Es handelt sich keinesfalls um einen Schnellschuss. Wir haben diesen Gesetzentwurf als zweiten Gesetzentwurf in dieser Legislaturperiode eingebracht, nur zwei Werktage nach Ihrem unsäglichen Versammlungsgesetzentwurf, um eine Änderung der Gesetzeslage noch rechtzeitig zum 01.01.2010 erreichen zu können.
Noch ein paar Worte zur Behandlung unseres Gesetzentwurfs im Ausschuss: Sie haben sich geweigert, diesen Gesetzentwurf im Ausschuss ernsthaft zu besprechen.
Zunächst wollten Sie sich überhaupt nicht äußern. Dann – das fand ich sehr seltsam – hat die FDP wieder einmal wie hier im Plenum auf ihr doch so uneigennütziges Projekt „Die FDP hilft“ verwiesen. Das sind dann die Diäten, die die FDP dazu verwendet, Wahlkampf zu machen.
Im Anschluss hat der Kollege Biesok versprochen, dass sie ihr Modell eines Halbtagsparlamentes in dieser Legislaturperiode mit ihrem Koalitionspartner CDU besprechen und in das Plenum einbringen wollten und dass die FDP ihr Wort in dieser Form halten würde.
Meine Damen und Herren von der FDP! Ich bin also wirklich sehr gespannt, wie Sie mit dem Koalitionspartner allen Ernstes dieses Modell durchsetzen wollen.
Aber in der Debatte sind auch Worte gefallen, die ich noch einmal ansprechen muss. Das Bundesverfassungsgericht hat zu Recht gesagt, dass die Diäten die Grundentschädigung der Unabhängigkeit des Abgeordneten und seiner Familie zu sichern haben, und zwar eine Unabhängigkeit auch von Lobbyinteressen. Ich sage es ganz deutlich: Die Angleichung an ein Richtergehalt ist nicht von der Verfassung gefordert.

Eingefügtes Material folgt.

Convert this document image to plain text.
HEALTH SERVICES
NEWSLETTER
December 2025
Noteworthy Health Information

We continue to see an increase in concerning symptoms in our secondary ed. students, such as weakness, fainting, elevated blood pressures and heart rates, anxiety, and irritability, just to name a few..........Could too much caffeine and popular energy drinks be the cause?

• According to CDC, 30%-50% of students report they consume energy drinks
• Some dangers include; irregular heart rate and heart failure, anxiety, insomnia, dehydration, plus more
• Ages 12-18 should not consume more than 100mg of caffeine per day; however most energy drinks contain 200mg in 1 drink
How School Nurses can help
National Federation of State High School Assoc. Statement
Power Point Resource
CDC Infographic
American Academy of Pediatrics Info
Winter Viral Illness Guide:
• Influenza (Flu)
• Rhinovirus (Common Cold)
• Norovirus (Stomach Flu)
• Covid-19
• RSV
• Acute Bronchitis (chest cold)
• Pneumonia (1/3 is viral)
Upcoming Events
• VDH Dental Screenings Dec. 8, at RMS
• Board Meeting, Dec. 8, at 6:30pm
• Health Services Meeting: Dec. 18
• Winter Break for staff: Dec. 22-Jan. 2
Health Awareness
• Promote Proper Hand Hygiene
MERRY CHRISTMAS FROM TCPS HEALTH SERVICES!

Es ist eine Hilfskonstruktion, die ich zudem auch noch für verfehlt halte, denn Abgeordnete sind keine Staatsdiener, sondern – pathetisch gesagt – sie sind Diener des Volkes. Sie sollten also von ihrem Einkommen her nicht allzu sehr über das Volk und deren Einkommensverhältnisse hinausheben. Das allein kann nur der richtige Maßstab sein. Wenn wir also von angemessenen Bezügen reden, die jedem Abgeordneten gemäß Artikel 42 Abs. 1 der Sächsischen Verfassung zustehen, dürfen wir nicht blind für reale Entwicklungen sein. Wenn Sie, Herr Kollege Schiemann, im Jahr 2007 festgestellt haben, dass ab 01.01.2010 eine Grundentschädigung von 4 835 Euro angemessen ist, dann war das eine Prognoseentscheidung, deren Rahmenbedingungen sich zwischenzeitlich offensichtlich verändert haben.

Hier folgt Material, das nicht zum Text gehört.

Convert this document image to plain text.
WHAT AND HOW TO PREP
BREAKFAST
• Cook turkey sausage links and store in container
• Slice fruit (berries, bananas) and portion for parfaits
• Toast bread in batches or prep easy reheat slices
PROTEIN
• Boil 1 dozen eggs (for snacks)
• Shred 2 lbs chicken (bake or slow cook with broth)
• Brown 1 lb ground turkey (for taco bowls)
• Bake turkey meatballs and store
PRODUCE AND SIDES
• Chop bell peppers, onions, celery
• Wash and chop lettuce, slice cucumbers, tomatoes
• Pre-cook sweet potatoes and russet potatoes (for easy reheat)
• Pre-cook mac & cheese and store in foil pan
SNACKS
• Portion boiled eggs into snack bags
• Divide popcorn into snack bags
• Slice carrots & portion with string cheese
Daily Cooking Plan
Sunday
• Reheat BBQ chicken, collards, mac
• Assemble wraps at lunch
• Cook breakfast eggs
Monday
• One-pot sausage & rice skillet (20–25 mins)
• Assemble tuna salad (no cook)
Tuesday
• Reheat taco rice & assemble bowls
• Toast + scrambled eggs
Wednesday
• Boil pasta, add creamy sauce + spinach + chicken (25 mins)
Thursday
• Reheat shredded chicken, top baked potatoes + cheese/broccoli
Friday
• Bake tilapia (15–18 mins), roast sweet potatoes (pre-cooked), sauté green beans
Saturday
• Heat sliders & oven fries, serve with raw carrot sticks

Meine Damen und Herren! Für die GRÜNEN-Fraktion ist diese Gesetzesinitiative auch insofern konsequent, da wir in der letzten Legislatur vorgeschlagen hatten, die Besoldungsanpassung für besser verdienende Richter auszusetzen und die Erhöhung allein für geringere Besoldungsgruppen bei den Richtern zu gewährleisten.

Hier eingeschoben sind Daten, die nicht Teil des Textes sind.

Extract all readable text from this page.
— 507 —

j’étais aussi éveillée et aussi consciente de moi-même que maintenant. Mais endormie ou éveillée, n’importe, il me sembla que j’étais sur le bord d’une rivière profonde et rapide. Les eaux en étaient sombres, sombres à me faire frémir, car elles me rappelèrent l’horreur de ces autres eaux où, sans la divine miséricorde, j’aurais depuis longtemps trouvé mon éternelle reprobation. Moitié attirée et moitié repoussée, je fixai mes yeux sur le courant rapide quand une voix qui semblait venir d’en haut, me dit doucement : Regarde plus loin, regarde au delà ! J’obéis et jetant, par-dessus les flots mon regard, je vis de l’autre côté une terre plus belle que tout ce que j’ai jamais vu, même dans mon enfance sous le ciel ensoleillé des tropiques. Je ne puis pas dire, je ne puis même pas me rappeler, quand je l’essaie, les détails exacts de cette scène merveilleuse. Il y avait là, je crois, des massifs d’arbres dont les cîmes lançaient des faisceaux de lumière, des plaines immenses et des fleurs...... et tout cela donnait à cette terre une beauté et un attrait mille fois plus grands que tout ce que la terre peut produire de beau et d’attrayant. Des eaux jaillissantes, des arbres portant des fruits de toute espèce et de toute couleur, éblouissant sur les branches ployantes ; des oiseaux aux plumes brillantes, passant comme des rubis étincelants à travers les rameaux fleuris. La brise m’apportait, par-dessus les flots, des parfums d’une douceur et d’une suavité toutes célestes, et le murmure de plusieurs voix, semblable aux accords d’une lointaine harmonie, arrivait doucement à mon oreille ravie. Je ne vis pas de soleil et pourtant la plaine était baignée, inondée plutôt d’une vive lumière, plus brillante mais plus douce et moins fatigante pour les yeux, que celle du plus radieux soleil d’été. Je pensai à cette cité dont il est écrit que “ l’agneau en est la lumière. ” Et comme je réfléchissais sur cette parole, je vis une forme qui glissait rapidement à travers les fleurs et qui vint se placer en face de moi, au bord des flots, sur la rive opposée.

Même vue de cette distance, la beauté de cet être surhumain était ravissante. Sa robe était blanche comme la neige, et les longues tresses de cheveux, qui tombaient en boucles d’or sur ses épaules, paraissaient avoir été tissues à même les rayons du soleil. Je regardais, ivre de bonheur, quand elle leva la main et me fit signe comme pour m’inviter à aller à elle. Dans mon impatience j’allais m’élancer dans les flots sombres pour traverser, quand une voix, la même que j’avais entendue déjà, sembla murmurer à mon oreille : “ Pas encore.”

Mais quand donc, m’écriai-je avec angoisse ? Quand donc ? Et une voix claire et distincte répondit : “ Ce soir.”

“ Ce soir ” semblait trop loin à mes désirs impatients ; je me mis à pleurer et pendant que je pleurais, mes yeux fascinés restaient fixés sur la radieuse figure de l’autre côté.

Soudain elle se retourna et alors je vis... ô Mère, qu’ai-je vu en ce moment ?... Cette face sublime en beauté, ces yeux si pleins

Im Übrigen möchte ich unser Modell aus der letzten Legislatur, zu dem Sie sich nicht verständigen konnten, noch einmal ins Gespräch bringen. Wir fordern eine einheitliche Vergütung aller Abgeordneten, eine Abschaffung der Sonderprivilegien, eine vollständige Versteuerung, eine vollständige Begleichung beispielsweise der Altersvorsorgeleistungen. Sie waren in der letzten Legislatur nicht bereit, dieses Modell fraktionsübergreifend, wie etwa in Nordrhein-Westfalen und Schleswig-Holstein, einzuführen. Mein Kollege Dr. Gerstenberg und ich haben Ihnen damals schon prophezeit: Wenn wir uns nicht endlich zu dieser Reform der Grundentschädigung und der Abgeordnetenversorgung entschließen, dann werden Sie diese Debatte nicht gewinnen.